Mistry was four when he lost his father, Sadhan, to an abdominal infection. Sadhan had lost his land because he could not pay tax, and the family had no means of livelihood. Subhasini got Mistry a job at a tea stall as a dishwasher. “One day I broke a glass,” he said. “The owner hit me on my head and cheeks. I was crying, but the man had no heart. I also lost the job.”
His mother then found work for him at several households. Mistakes were punished in the same manner—public thrashings. His ragged clothes earned him the moniker “dustbin boy”. While everyone ridiculed him, no one bought him clothes, said Mistry. “I belong to a scheduled caste,” he said. “Perhaps, if I belonged to the upper caste, people would have helped me.”
The turning point came when he was admitted to an orphanage at Bishnupur. The man who ran the orphanage took him under his wing. “It was the greatness of Jyotish Chandra Ray, who I used to call uncle,” said Mistry. “He allowed me to stay at his home and study in school.” Mistry excelled at studies. “I not only used to study, I used to work in villages and go to remote places to bring many boys like me to the same orphanage,” he said.
Meanwhile, after leaving her son at the orphanage, Subhasini and her two daughters went to Tiljala near Park Circus in Kolkata to earn a living selling vegetables. Mistry completed his schooling with distinction, cleared the all India medical entrance examination and received a scholarship from a German organisation. He moved out of the orphanage and started tutoring the nephew of a rich farmer, who was childless. He was given accommodation and food in return.
Thanks to Mistry’s efforts, the boy who used to fail exams started scoring more than 90 per cent. His uncle was pleased and wanted to give Mistry one of his many houses in the area. Mistry saw a chance to build a hospital for the poor and put forth the idea. The man accepted, but later backtracked because his relatives felt that Mistry was trying to grab his land. “One day, they beat me up while I was going to write an examination in the medical college,” he said. As per the advice of his professors, he lodged an FIR against them. “But, they were in positions of power in the panchayat; the police did not take any action,” said Mistry.

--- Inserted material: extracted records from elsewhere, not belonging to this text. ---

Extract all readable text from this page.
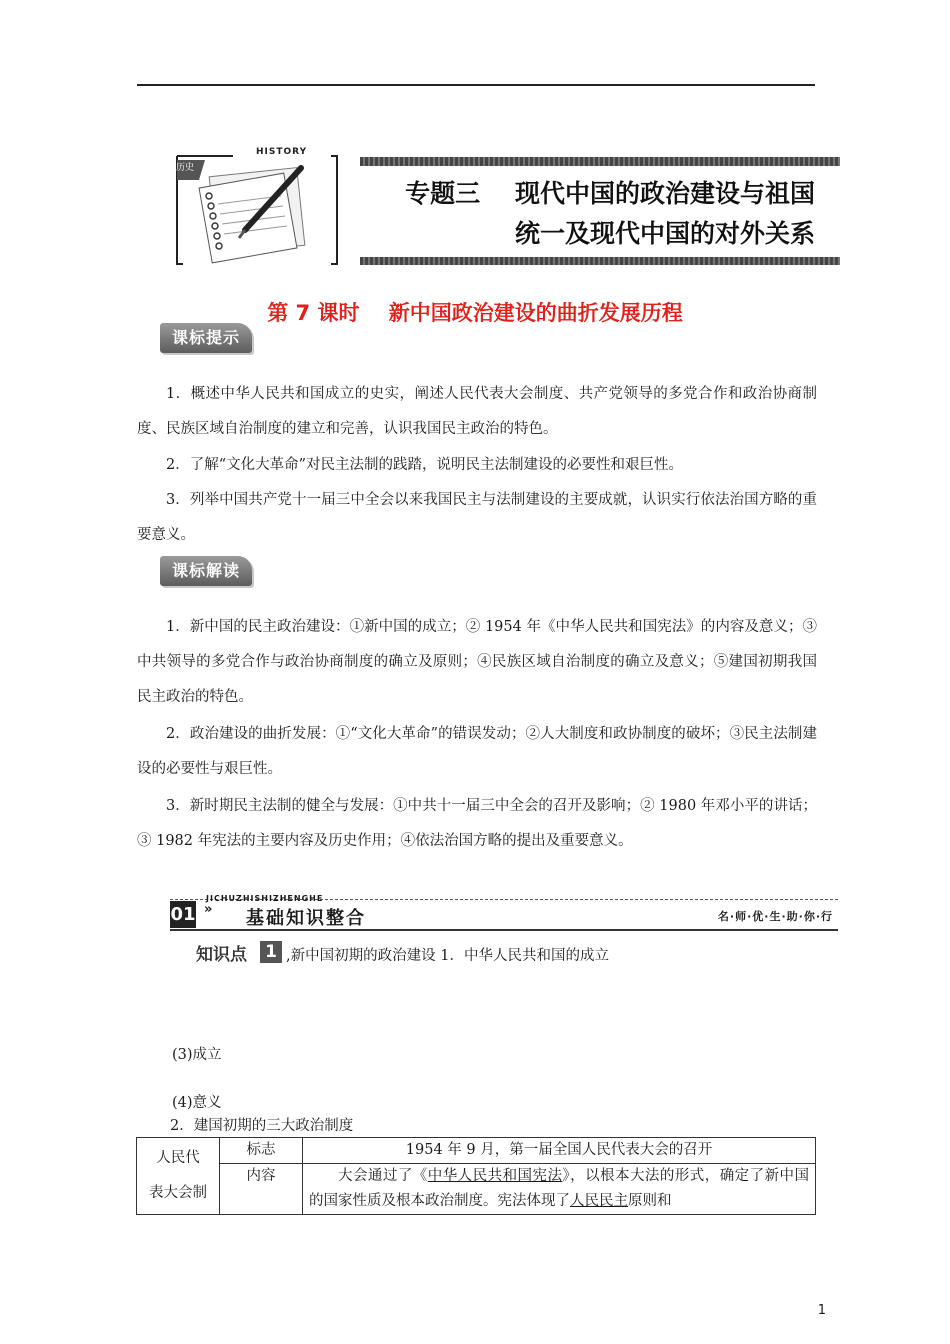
HISTORY
历史
专题三    现代中国的政治建设与祖国
统一及现代中国的对外关系
第 7 课时    新中国政治建设的曲折发展历程
课标提示
1．概述中华人民共和国成立的史实，阐述人民代表大会制度、共产党领导的多党合作和政治协商制度、民族区域自治制度的建立和完善，认识我国民主政治的特色。
2．了解“文化大革命”对民主法制的践踏，说明民主法制建设的必要性和艰巨性。
3．列举中国共产党十一届三中全会以来我国民主与法制建设的主要成就，认识实行依法治国方略的重要意义。
课标解读
1．新中国的民主政治建设：①新中国的成立；② 1954 年《中华人民共和国宪法》的内容及意义；③中共领导的多党合作与政治协商制度的确立及原则；④民族区域自治制度的确立及意义；⑤建国初期我国民主政治的特色。
2．政治建设的曲折发展：①“文化大革命”的错误发动；②人大制度和政协制度的破坏；③民主法制建设的必要性与艰巨性。
3．新时期民主法制的健全与发展：①中共十一届三中全会的召开及影响；② 1980 年邓小平的讲话；③ 1982 年宪法的主要内容及历史作用；④依法治国方略的提出及重要意义。
JICHUZHISHIZHENGHE
01 » 基础知识整合	名·师·优·生·助·你·行
知识点 1 ,新中国初期的政治建设 1．中华人民共和国的成立
(3)成立
(4)意义
2．建国初期的三大政治制度
人民代
表大会制	标志	1954 年 9 月，第一届全国人民代表大会的召开
	内容	大会通过了《中华人民共和国宪法》，以根本大法的形式，确定了新中国的国家性质及根本政治制度。宪法体现了人民民主原则和
1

Instead, he was attacked again on his way to college. But this time, he retaliated. “As a result, a police complaint was lodged against me as well,” he said. As his enemies were linked to the Congress, he got the support of the local Communist Party of India (Marxist) leaders. As his education progressed, he began tutoring more students to make ends meet. In the early 1990s, he bought a small patch of land in the village. The CPI(M) leaders told him that they would build a hospital and name it after his father. But, he refused. “I told them I have no desire to name it after my father and it would only be for humanity,” said Mistry.
He built a thatched-roof hut and brought his mother to stay with him. By that time, his elder brother had started a small business and his sisters were married. On December 31, 1992, while he was still in medical school, he declared he would see patients free of cost from his hut. It made local communist leaders angry. The potential threats were dealt with when, with the help of one of his professors, Mistry brought then health minister Prasanta Sur to lay the foundation stone of the hospital.
Soon, he received donations from many people and was able to build a permanent structure. He completed his MBBS from Calcutta Medical College and Hospital in 1995 and his MD from the same college two years later. Many of his former professors also began frequenting his hospital as guest doctors. It took 20 years to get the hospital going in full swing. However, he could not save his elder brother who had congenital heart disease. He refused to undergo surgery as he felt it was too risky and died two years ago.
What about the people who called him “dustbin boy” or thrashed him? Mistry said he sees them looking at him while he is working. “Some give threatening looks,” he said. “Others have apologised, but I tell them they are not guilty. I was the victim of a society which taught them to do so.”